Sur la problématique du point de départ du délai de prescription
Comme indiqué précédemment, la victime d’une opération de défiscalisation immobilière met souvent plusieurs années à s’apercevoir qu’elle a été dupée.
Or, le délai de prescription pour agir contre le promoteur et ses conseillers commerciaux est de cinq ans.
Le problème est ainsi de savoir à partir de quelle date démarre ce délai de cinq ans.
Lorsque le problème est principalement lié à une surévaluation du prix du logement, les victimes soutiennent qu’elles n’ont découvert la tromperie qu’à l’issue de la durée de mise en location prévue par le dispositif de défiscalisation (neuf ans pour un dispositif Scellier ou De Robien et de 6 à 12 ans pour un dispositif Pinel…).

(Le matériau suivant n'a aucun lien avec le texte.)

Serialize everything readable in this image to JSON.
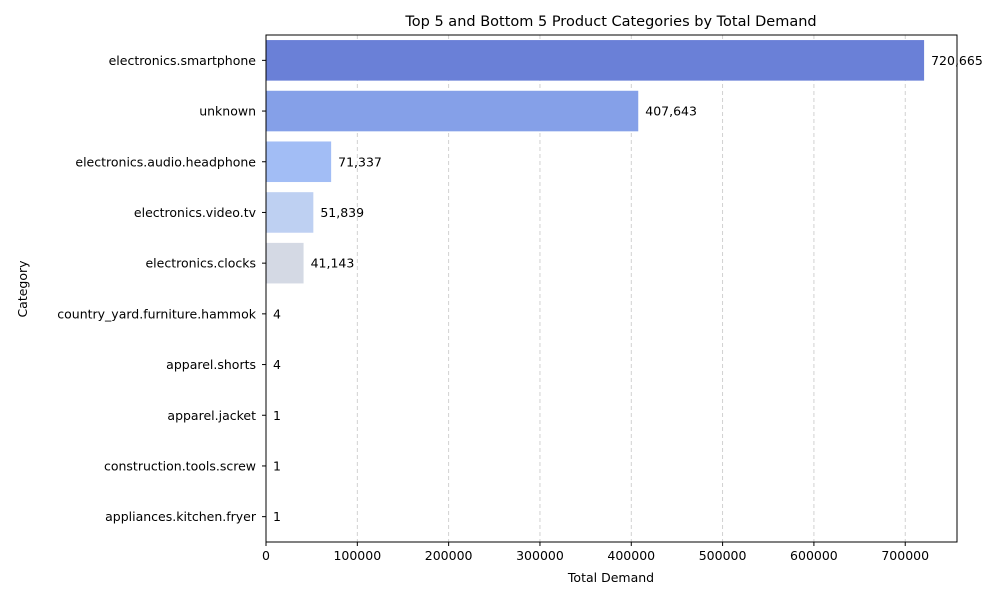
{
  "chart_data": {
    "type": "bar",
    "orientation": "horizontal",
    "title": "Top 5 and Bottom 5 Product Categories by Total Demand",
    "xlabel": "Total Demand",
    "ylabel": "Category",
    "categories": [
      "electronics.smartphone",
      "unknown",
      "electronics.audio.headphone",
      "electronics.video.tv",
      "electronics.clocks",
      "country_yard.furniture.hammok",
      "apparel.shorts",
      "apparel.jacket",
      "construction.tools.screw",
      "appliances.kitchen.fryer"
    ],
    "values": [
      720665,
      407643,
      71337,
      51839,
      41143,
      4,
      4,
      1,
      1,
      1
    ],
    "value_labels": [
      "720,665",
      "407,643",
      "71,337",
      "51,839",
      "41,143",
      "4",
      "4",
      "1",
      "1",
      "1"
    ],
    "colors": [
      "#6a80d7",
      "#85a0e8",
      "#a2bdf5",
      "#bed0f2",
      "#d4d9e4",
      "#d5d8e0",
      "#e4cfc4",
      "#f1bfaa",
      "#f5a88d",
      "#ef8e71"
    ],
    "xlim": [
      0,
      756698
    ],
    "xticks": [
      0,
      100000,
      200000,
      300000,
      400000,
      500000,
      600000,
      700000
    ],
    "xtick_labels": [
      "0",
      "100000",
      "200000",
      "300000",
      "400000",
      "500000",
      "600000",
      "700000"
    ],
    "grid": "x-dashed"
  }
}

En effet, ce n’est qu’après avoir donné le bien en location pendant la durée minimale imposée par ce dispositif que la victime (qui ignore encore à ce stade qu’elle est une victime) envisage pour la première fois de revendre son bien. C’est alors seulement qu’elle découvre que ce bien se négocie à un prix très largement inférieur au prix d’acquisition et au prix de revente annoncé par le promoteur dans les simulations. La victime en déduit que le délai de prescription ne peut commencer avant l’expiration du dispositif de défiscalisation.
Pour leur part, les promoteurs considèrent que le délai commence à courir dès la conclusion de l’acte de vente du logement. Ils en concluent que l’action serait déjà prescrite lorsque l’opération de défiscalisation a pris fin.
Sur la solution retenue en faveur des victimes par la Cour d’appel de Douai
Un arrêt très récent de la Cour d’appel de Douai (C.A. Douai 3 mars 2022, RG n° 21/01988), constitue un exemple supplémentaire de décision rendue en la matière en faveur des victimes.
Dans cette affaire, les promoteurs (la SNC Marignan Résidences) et son mandataire commercial (la SAS Omnium Finance, devenue Stellium immobilier) avaient vendu en juin 2010 à un particulier un logement en état futur d’achèvement.
Suite à la mise en location de ce bien durant plusieurs années, comme le prévoit le dispositif Scellier, ce particulier a souhaité le revendre. Cependant, il a alors constaté que la valeur du bien était inférieure à ses espérances. Il a alors assigné en justice le promoteur et son mandataire commercial pour réclamer une indemnisation au titre de la perte de chance de contracter dans des conditions plus avantageuses.
Sa demande fut jugée irrecevable en première instance, au motif que celle-ci était prescrite, puisqu’elle avait été initiée plus de cinq ans après la conclusion de l’acte de vente.
La Cour d’appel de Douai infirme la décision de première instance et décide que « le délai de prescription n’a commencé à courir qu’à compter de la fin du dispositif Scellier en décembre 2019, date à laquelle M. Ab a entrepris de démarches en vue de la mise en vente de son appartement ».
La Cour précise notamment que l’acquéreur, « profane de l’immobilier, a fait l’acquisition de l’appartement, objet du litige dans le cadre du dispositif Scellier, s’agissant non de l’acquisition d’une résidence principale ou secondaire mais d’un investissement locatif, imposant la mise en location du bien pendant neuf ans, il ne saurait lui être valablement reproché de ne pas avoir mis son bien en vente avant le mois de décembre 2019, date de l’échéance du dispositif fiscal « .
La Cour d’appel retient ainsi que le particulier a tout simplement respecté les termes du dispositif fiscal « Scellier ». Il a loué l’appartement pendant neuf ans, puis a ensuite souhaité le revendre. Et ce n’est qu’à ce moment-là qu’il a pu constater que le bien avait une valeur nettement inférieure à ce que lui avait laisser entendre les conseillers commerciaux du promoteur.
Ainsi, la Cour d’appel a simplement considéré qu’en tant que non-professionnel de l’immobilier, il n’a fait que suivre les conseils que lui avaient fourni ces derniers.
Cette décision confirme que même des années après un achat immobilier, une action reste envisageable pour les victimes.